We get some use out of this wretched formula by generalizing the problem. Suppose we ask, given the same conditions, for the probability that each student in a given group of $p$ students at some point sees each of the other students in that group. The formula above gives the exact answer if we sum over all graphs with $p$ vertices, each labelled with a student in the group. For example, with $p = 2$ the formula gives the probability that two given students at some point see each other:

$$1 - \left(\frac{n(c-1)}{cn-1}\right)^y$$

(Of course we can get this result by a simpler route.) For $p=3$ the formula gives

$$1 - \left(\frac{N-n+1}{N(N-1)}\right)^y(3(N-1)^y - 3(N-n)^y + (N-2n+1)^y)$$

where $N = cn-1$. I've fought through the formula for $p$ up to 6, but it becomes impossible quickly.

Now some approximations. Define $U_m$ to be the probability that a given student $S$ is at some point in a classroom with each student in a given set of $m$ students not containing $S$. Another straightforward application of inclusion/exclusion gives

$$U_m = \sum_{j=0}^m(-1)^j{m\choose j}{N-j\choose n-1}^y \bigg/ {N\choose n-1}^y$$

where $N = cn-1$ as before. $U_N$ is then the probability that a single given student will see all the others. This is a very weak upper bound on the probability that all the students see all the others, though in trivial cases one student seeing all the others does imply that they all do! $U_m$ is rather easy to calculate; with the original parameters, for example, $U_{74}$ turns out to be a bit less than 1/7792. Note, BTW, that $U_1$ correctly gives the same result as the $p=2$ answer above.

If "student $A$ sees all the others" were independent of "student $B$ sees all the others", then we'd have the answer we seek: $(U_N)^{cn}$. But of course these events are unlikely to be independent. If many students have seen all the others, then surely the probability increases that all have seen the others. So $(U_N)^{cn}$ may be a lower bound on the true answer, if a weak one. Edit: Actually, I don't think it can be a lower bound, since I'm pretty sure one could find a case where one student can see all the others, but it's impossible for all students to do so.

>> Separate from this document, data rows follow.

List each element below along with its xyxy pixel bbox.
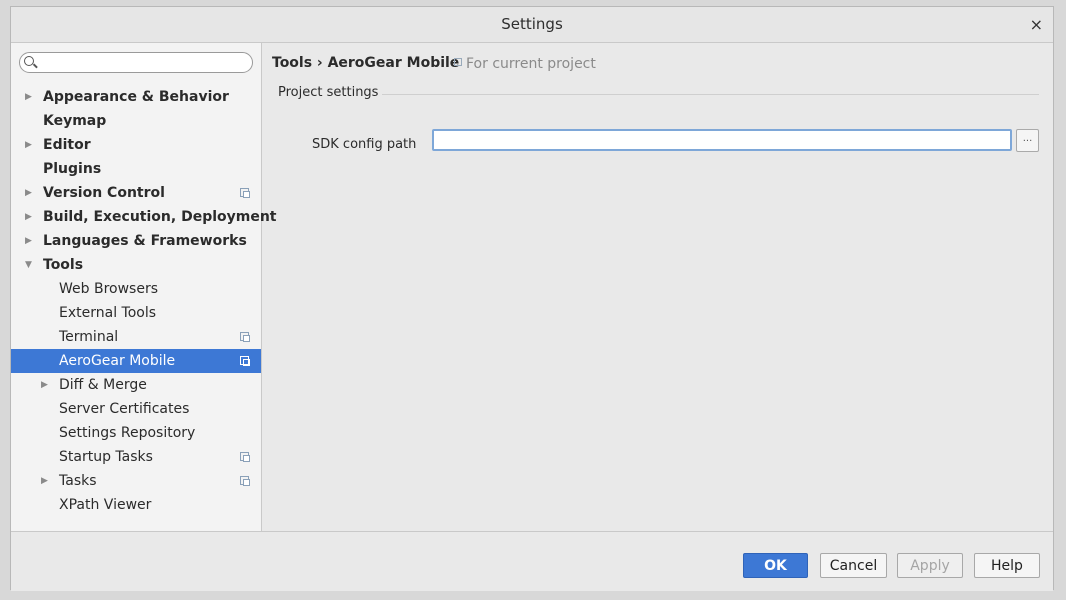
sidebar-item[interactable]: ▶ Build, Execution, Deployment [11,205,277,229]
sidebar-item[interactable]: Terminal [11,325,261,349]
title-bar: Settings × [11,7,1053,43]
sidebar-item-label: Build, Execution, Deployment [43,209,277,225]
sdk-config-label: SDK config path [312,137,417,152]
dialog-title: Settings [501,15,563,33]
sidebar-item-label: Plugins [43,161,102,177]
sidebar-item[interactable]: External Tools [11,301,261,325]
apply-button[interactable]: Apply [897,553,963,578]
sidebar-item-label: Settings Repository [59,425,196,441]
collapsed-arrow-icon[interactable]: ▶ [25,205,37,229]
sidebar-item-label: Startup Tasks [59,449,153,465]
collapsed-arrow-icon[interactable]: ▶ [25,133,37,157]
settings-content: Tools › AeroGear Mobile For current proj… [262,43,1055,531]
sidebar-item-label: Tools [43,257,84,273]
collapsed-arrow-icon[interactable]: ▶ [25,229,37,253]
sidebar-item-label: Terminal [59,329,119,345]
project-scope-icon [240,188,250,198]
collapsed-arrow-icon[interactable]: ▶ [41,469,53,493]
sidebar-item[interactable]: Startup Tasks [11,445,261,469]
scope-label: For current project [466,56,596,72]
browse-button[interactable]: ... [1016,129,1039,152]
sidebar-item-label: XPath Viewer [59,497,152,513]
sidebar-item[interactable]: ▶ Version Control [11,181,261,205]
sidebar-item-label: Version Control [43,185,165,201]
section-divider [382,94,1039,95]
sidebar-item-label: Diff & Merge [59,377,147,393]
project-scope-icon [240,356,250,366]
expanded-arrow-icon[interactable]: ▼ [25,253,37,277]
sidebar-item[interactable]: Web Browsers [11,277,261,301]
project-scope-icon [240,332,250,342]
project-scope-icon [240,452,250,462]
sidebar-item-label: External Tools [59,305,157,321]
close-icon[interactable]: × [1030,7,1043,42]
collapsed-arrow-icon[interactable]: ▶ [25,85,37,109]
sidebar-item-label: Languages & Frameworks [43,233,247,249]
sidebar-item[interactable]: ▼ Tools [11,253,261,277]
search-icon [24,56,34,66]
cancel-button[interactable]: Cancel [820,553,887,578]
sidebar-item[interactable]: ▶ Appearance & Behavior [11,85,261,109]
search-input[interactable] [38,54,247,71]
collapsed-arrow-icon[interactable]: ▶ [25,181,37,205]
sidebar-item[interactable]: Keymap [11,109,261,133]
sidebar-item-label: AeroGear Mobile [59,353,176,369]
sidebar-item[interactable]: Settings Repository [11,421,261,445]
settings-sidebar: ▶ Appearance & Behavior Keymap ▶ Editor Plugi… [11,43,277,531]
sidebar-item[interactable]: ▶ Tasks [11,469,261,493]
sidebar-item-label: Editor [43,137,91,153]
sidebar-item[interactable]: ▶ Diff & Merge [11,373,261,397]
sidebar-item[interactable]: XPath Viewer [11,493,261,517]
ok-button[interactable]: OK [743,553,808,578]
settings-tree: ▶ Appearance & Behavior Keymap ▶ Editor Plugi… [11,85,277,517]
section-title: Project settings [278,85,379,100]
sidebar-item[interactable]: ▶ Languages & Frameworks [11,229,261,253]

Here's another way of estimating the answer: A group of $p$ students all see each other if and only if both (a) a particular one of these students sees all the other $p-1$ students, and (b) the other $p-1$ students all see each other. The probability of (a) is exactly $U_{p-1}$. Let $C_{p-1}$ denote the probability of (b). If events (a) and (b) were independent, then the exact answer to the original question would be $U_{p-1}C_{p-1}$. But by identical reasoning, $C_{p-1} = U_{p-2}C_{p-2}$. Continuing in this way, the exact answer to the original question would be

$$U_NU_{N-1}U_{N-2}\ldots U_2U_1$$

As above, the events in question are not likely to be independent. But most of the time they're close, right? With the original parameters, the fact that a group of five students all see each other has very little impact on whether a sixth student sees each of the five, though it should increase that probability slightly. This would make the expression above a lower bound on the actual answer, though I don't know how good it is.

Solution 2:

The only help I can give is to suggest a lower bound. You have cn students and the study together graph could then have cn(cn-1)/2 edges. Each session you pick $\frac{cn(n-1)}{2}$ edges to color in and you ask whether after y sessions all the edges are colored. If you ignore the class grouping, you can do the same problem randomly choosing $\frac{ycn(n-1)}{2}$ edges independently with replacement to color. I think your case will color the whole graph with higher probability, as no edge can claim more than $y$ of the colorings, but it should be close. Now this is a nice Poisson distribution. Each edge is colored with probability $1-\exp(-\lambda)$, where $\lambda$ is the average number of colorings each edge receives, here $\frac{ycn(n-1)}{cn(cn-1)}$, or just about $\frac{y}{c}$. The chance that all edges are colored is then $(1-\exp(-\lambda))^{\frac{cn(cn-1)}{2}}$, which as you say is very small.